After Aaron Swartz, there can be no benefit of the doubt granted to DOJ prosecutor's selection of cases. At best, they're trying to collects as many and as unusual convictions as possible, like Pokémon or something. At worst, they're actively pursuing they're own nefarious intent through selecting their cases.
posted by jeffburdges at 4:23 AM on September 9, 2013


I don't disagree that the DOJ is far too political in choosing which cases to prosecute vigorously and which to either ignore completely or plea bargain to a short sentence.

That said, I seem to recall that intent is an element of the crime. So if you're banned from a site and genuinely forget and visit the site again at a later date, that's in no way against the law.
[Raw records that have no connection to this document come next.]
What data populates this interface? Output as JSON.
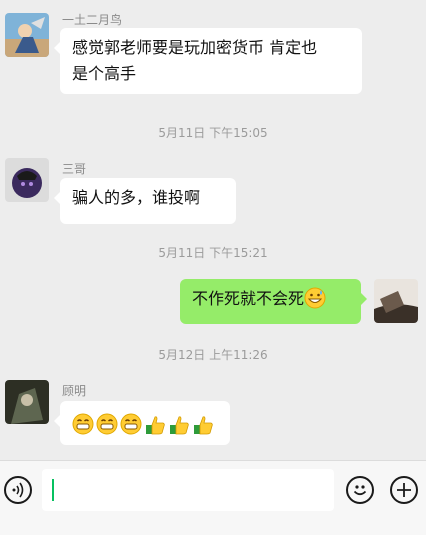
{
  "messages": [
    {
      "sender": "一土二月鸟",
      "text_line1": "感觉郭老师要是玩加密货币 肯定也",
      "text_line2": "是个高手"
    },
    {
      "sender": "三哥",
      "text": "骗人的多，谁投啊"
    },
    {
      "text": "不作死就不会死",
      "emoji": "grinning-sweat-emoji"
    },
    {
      "sender": "顾明",
      "emojis": [
        "grin-emoji",
        "grin-emoji",
        "grin-emoji",
        "thumbs-up-emoji",
        "thumbs-up-emoji",
        "thumbs-up-emoji"
      ]
    }
  ],
  "timestamps": [
    "5月11日 下午15:05",
    "5月11日 下午15:21",
    "5月12日 上午11:26"
  ],
  "input": {
    "value": ""
  },
  "icons": {
    "voice": "voice-icon",
    "emoji": "emoji-icon",
    "plus": "plus-icon"
  },
  "colors": {
    "background": "#ededed",
    "bubble_self": "#95ec69",
    "bubble_other": "#ffffff",
    "caret": "#07c160"
  }
}
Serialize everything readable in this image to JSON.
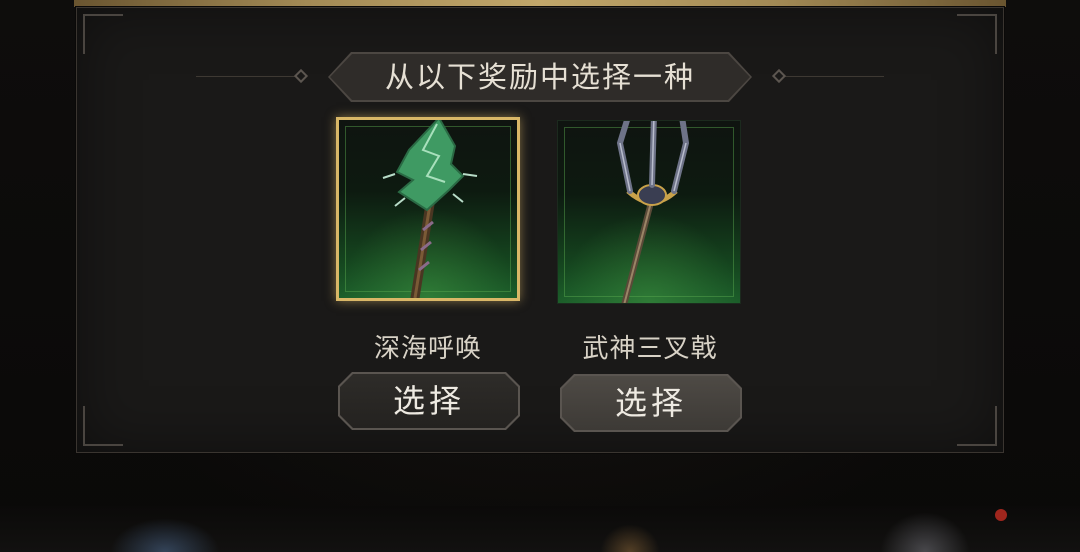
{
  "dialog": {
    "title": "从以下奖励中选择一种"
  },
  "rewards": [
    {
      "name": "深海呼唤",
      "button_label": "选择",
      "icon": "conch-mace-icon",
      "selected": true
    },
    {
      "name": "武神三叉戟",
      "button_label": "选择",
      "icon": "trident-icon",
      "selected": false
    }
  ],
  "colors": {
    "selected_border": "#d9b767",
    "card_glow": "#1c5e2a",
    "panel_bg": "#1a1918"
  }
}
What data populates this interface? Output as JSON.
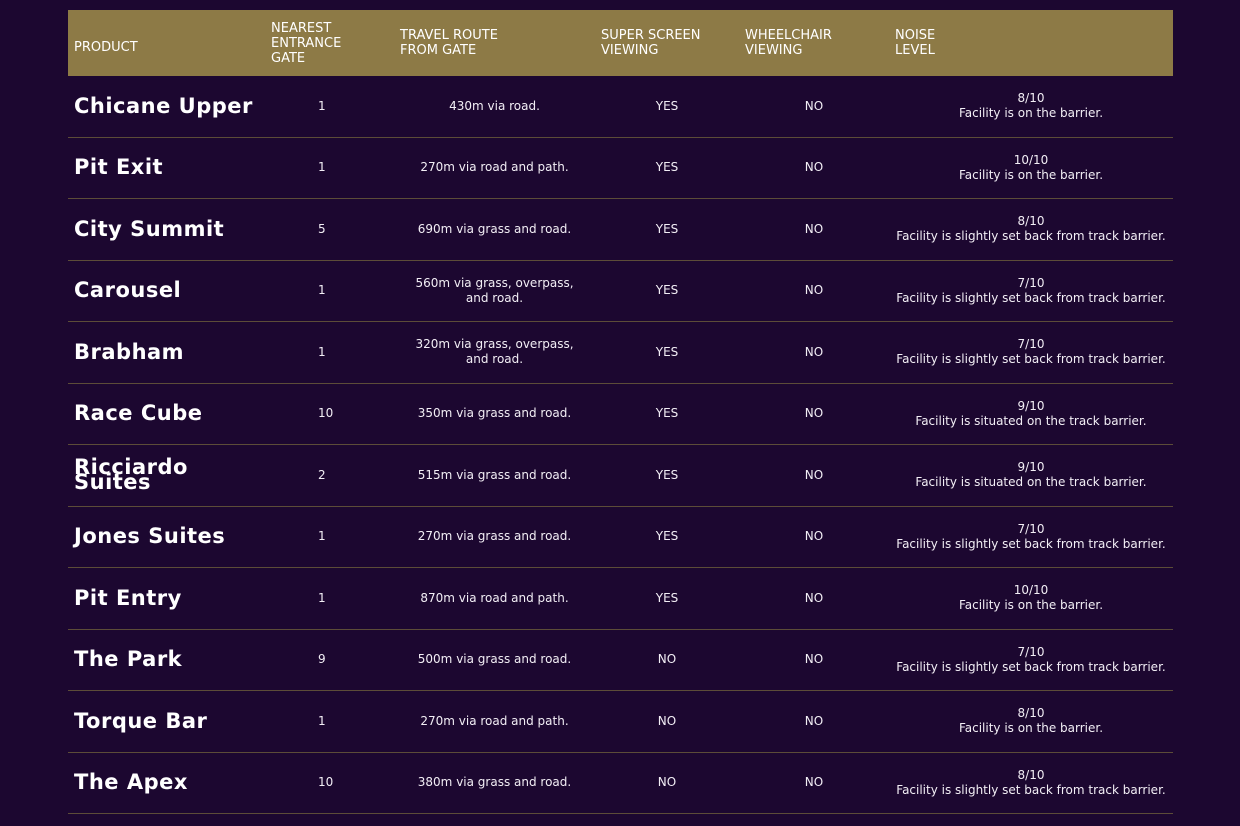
{
  "table": {
    "headers": [
      "PRODUCT",
      "NEAREST\nENTRANCE\nGATE",
      "TRAVEL ROUTE\nFROM GATE",
      "SUPER SCREEN\nVIEWING",
      "WHEELCHAIR\nVIEWING",
      "NOISE\nLEVEL"
    ],
    "rows": [
      {
        "product": "Chicane Upper",
        "gate": "1",
        "route": "430m via road.",
        "screen": "YES",
        "wheelchair": "NO",
        "noise": "8/10",
        "noise_note": "Facility is on the barrier."
      },
      {
        "product": "Pit Exit",
        "gate": "1",
        "route": "270m via road and path.",
        "screen": "YES",
        "wheelchair": "NO",
        "noise": "10/10",
        "noise_note": "Facility is on the barrier."
      },
      {
        "product": "City Summit",
        "gate": "5",
        "route": "690m via grass and road.",
        "screen": "YES",
        "wheelchair": "NO",
        "noise": "8/10",
        "noise_note": "Facility is slightly set back from track barrier."
      },
      {
        "product": "Carousel",
        "gate": "1",
        "route": "560m via grass, overpass, and road.",
        "screen": "YES",
        "wheelchair": "NO",
        "noise": "7/10",
        "noise_note": "Facility is slightly set back from track barrier."
      },
      {
        "product": "Brabham",
        "gate": "1",
        "route": "320m via grass, overpass, and road.",
        "screen": "YES",
        "wheelchair": "NO",
        "noise": "7/10",
        "noise_note": "Facility is slightly set back from track barrier."
      },
      {
        "product": "Race Cube",
        "gate": "10",
        "route": "350m via grass and road.",
        "screen": "YES",
        "wheelchair": "NO",
        "noise": "9/10",
        "noise_note": "Facility is situated on the track barrier."
      },
      {
        "product": "Ricciardo Suites",
        "gate": "2",
        "route": "515m via grass and road.",
        "screen": "YES",
        "wheelchair": "NO",
        "noise": "9/10",
        "noise_note": "Facility is situated on the track barrier."
      },
      {
        "product": "Jones Suites",
        "gate": "1",
        "route": "270m via grass and road.",
        "screen": "YES",
        "wheelchair": "NO",
        "noise": "7/10",
        "noise_note": "Facility is slightly set back from track barrier."
      },
      {
        "product": "Pit Entry",
        "gate": "1",
        "route": "870m via road and path.",
        "screen": "YES",
        "wheelchair": "NO",
        "noise": "10/10",
        "noise_note": "Facility is on the barrier."
      },
      {
        "product": "The Park",
        "gate": "9",
        "route": "500m via grass and road.",
        "screen": "NO",
        "wheelchair": "NO",
        "noise": "7/10",
        "noise_note": "Facility is slightly set back from track barrier."
      },
      {
        "product": "Torque Bar",
        "gate": "1",
        "route": "270m via road and path.",
        "screen": "NO",
        "wheelchair": "NO",
        "noise": "8/10",
        "noise_note": "Facility is on the barrier."
      },
      {
        "product": "The Apex",
        "gate": "10",
        "route": "380m via grass and road.",
        "screen": "NO",
        "wheelchair": "NO",
        "noise": "8/10",
        "noise_note": "Facility is slightly set back from track barrier."
      }
    ]
  },
  "colors": {
    "background": "#1c0730",
    "header": "#8d7a46",
    "divider": "#5c4c38"
  }
}
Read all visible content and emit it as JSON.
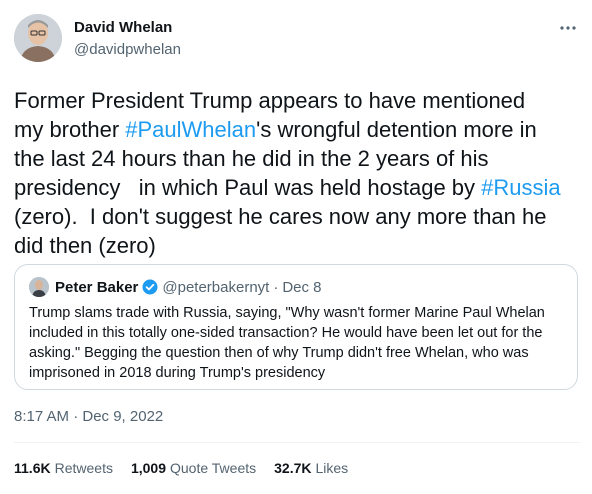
{
  "author": {
    "name": "David Whelan",
    "handle": "@davidpwhelan"
  },
  "tweet": {
    "part1": "Former President Trump appears to have mentioned\nmy brother ",
    "hashtag1": "#PaulWhelan",
    "part2": "'s wrongful detention more in\nthe last 24 hours than he did in the 2 years of his\npresidency   in which Paul was held hostage by ",
    "hashtag2": "#Russia",
    "part3": "\n(zero).  I don't suggest he cares now any more than he\ndid then (zero)"
  },
  "quote": {
    "name": "Peter Baker",
    "handle": "@peterbakernyt",
    "separator": "·",
    "date": "Dec 8",
    "text": "Trump slams trade with Russia, saying, \"Why wasn't former Marine Paul Whelan included in this totally one-sided transaction? He would have been let out for the asking.\" Begging the question then of why Trump didn't free Whelan, who was imprisoned in 2018 during Trump's presidency"
  },
  "timestamp": "8:17 AM · Dec 9, 2022",
  "stats": {
    "retweets_count": "11.6K",
    "retweets_label": "Retweets",
    "quotes_count": "1,009",
    "quotes_label": "Quote Tweets",
    "likes_count": "32.7K",
    "likes_label": "Likes"
  },
  "colors": {
    "link": "#1d9bf0",
    "secondary_text": "#536471",
    "verified": "#1d9bf0"
  },
  "icons": [
    "more-icon",
    "verified-badge-icon"
  ]
}
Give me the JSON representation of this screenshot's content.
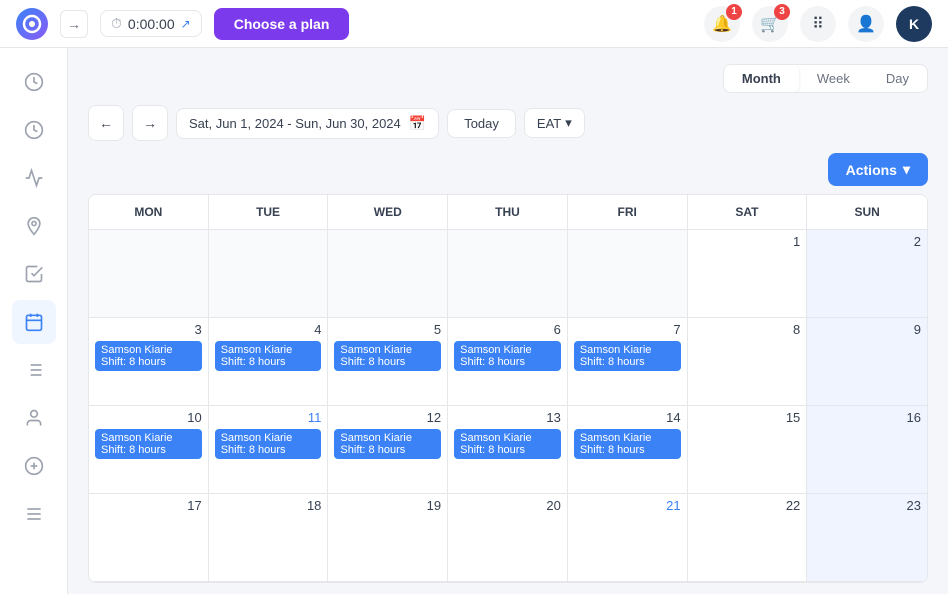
{
  "header": {
    "timer": "0:00:00",
    "choose_plan": "Choose a plan",
    "notifications_badge": "1",
    "cart_badge": "3",
    "avatar_initials": "K"
  },
  "sidebar": {
    "items": [
      {
        "name": "history-icon",
        "icon": "🕐"
      },
      {
        "name": "clock-icon",
        "icon": "⏰"
      },
      {
        "name": "chart-icon",
        "icon": "📈"
      },
      {
        "name": "location-icon",
        "icon": "📍"
      },
      {
        "name": "task-icon",
        "icon": "☑"
      },
      {
        "name": "calendar-icon",
        "icon": "📅"
      },
      {
        "name": "list-icon",
        "icon": "📋"
      },
      {
        "name": "person-icon",
        "icon": "👤"
      },
      {
        "name": "dollar-icon",
        "icon": "💲"
      },
      {
        "name": "settings-icon",
        "icon": "⚙"
      }
    ]
  },
  "view_toggle": {
    "options": [
      "Month",
      "Week",
      "Day"
    ],
    "active": "Month"
  },
  "calendar_nav": {
    "date_range": "Sat, Jun 1, 2024 - Sun, Jun 30, 2024",
    "today_label": "Today",
    "timezone": "EAT",
    "actions_label": "Actions"
  },
  "calendar": {
    "days": [
      "MON",
      "TUE",
      "WED",
      "THU",
      "FRI",
      "SAT",
      "SUN"
    ],
    "weeks": [
      {
        "cells": [
          {
            "day": "",
            "empty": true
          },
          {
            "day": "",
            "empty": true
          },
          {
            "day": "",
            "empty": true
          },
          {
            "day": "",
            "empty": true
          },
          {
            "day": "",
            "empty": true
          },
          {
            "day": "1",
            "weekend": false,
            "events": []
          },
          {
            "day": "2",
            "weekend": true,
            "events": []
          }
        ]
      },
      {
        "cells": [
          {
            "day": "3",
            "weekend": false,
            "events": [
              "Samson Kiarie\nShift: 8 hours"
            ]
          },
          {
            "day": "4",
            "weekend": false,
            "events": [
              "Samson Kiarie\nShift: 8 hours"
            ]
          },
          {
            "day": "5",
            "weekend": false,
            "events": [
              "Samson Kiarie\nShift: 8 hours"
            ]
          },
          {
            "day": "6",
            "weekend": false,
            "events": [
              "Samson Kiarie\nShift: 8 hours"
            ]
          },
          {
            "day": "7",
            "weekend": false,
            "events": [
              "Samson Kiarie\nShift: 8 hours"
            ]
          },
          {
            "day": "8",
            "weekend": false,
            "events": []
          },
          {
            "day": "9",
            "weekend": true,
            "events": []
          }
        ]
      },
      {
        "cells": [
          {
            "day": "10",
            "weekend": false,
            "events": [
              "Samson Kiarie\nShift: 8 hours"
            ]
          },
          {
            "day": "11",
            "weekend": false,
            "events": [
              "Samson Kiarie\nShift: 8 hours"
            ],
            "blue": true
          },
          {
            "day": "12",
            "weekend": false,
            "events": [
              "Samson Kiarie\nShift: 8 hours"
            ]
          },
          {
            "day": "13",
            "weekend": false,
            "events": [
              "Samson Kiarie\nShift: 8 hours"
            ]
          },
          {
            "day": "14",
            "weekend": false,
            "events": [
              "Samson Kiarie\nShift: 8 hours"
            ]
          },
          {
            "day": "15",
            "weekend": false,
            "events": []
          },
          {
            "day": "16",
            "weekend": true,
            "events": []
          }
        ]
      },
      {
        "cells": [
          {
            "day": "17",
            "weekend": false,
            "events": []
          },
          {
            "day": "18",
            "weekend": false,
            "events": []
          },
          {
            "day": "19",
            "weekend": false,
            "events": []
          },
          {
            "day": "20",
            "weekend": false,
            "events": []
          },
          {
            "day": "21",
            "weekend": false,
            "events": [],
            "blue": true
          },
          {
            "day": "22",
            "weekend": false,
            "events": []
          },
          {
            "day": "23",
            "weekend": true,
            "events": []
          }
        ]
      }
    ],
    "event_label": "Samson Kiarie",
    "event_sublabel": "Shift: 8 hours"
  }
}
Nor would that likely be prosecuted even if intent were not an element of the crime.

3Taps clearly acted with the intent to evade the ban after previously being explicitly informed of said ban (it's not like it was a silent fail2ban block that could just as easily indicate a site or network outage rather than a block), so I'm not really sure where the complaints with that particular case are coming from.

I don't think it's unreasonable to argue that cases that don't involve espionage or concrete and significant financial loss should have a lesser maximum sentence, and it even seems like it might be a good idea given the Swartz case.

Furthermore, it's short sighted to say that trespass law only exists to prevent violence. It also exists to protect privacy and property rights, economic interests, and for other reasons. It's not really any more awesome for me if you snoop on my private papers stored on a server (or my home computer) over the network than if you peep in my windows. Nor is it better for me to have to wipe and reinstall said server or computer because of your trespass than it is to lose a few rows of crops because you were traipsing through my field.

In the real world, you can't be convicted of trespass if you traipse through my field unless it is either posted "no trespassing" or I have previously told you that you are not welcome in my field. The same goes in the computer world, at least when prosecutors aren't bending the meaning of words. That's less a problem with the words as with the ethics of a certain part of the legal profession.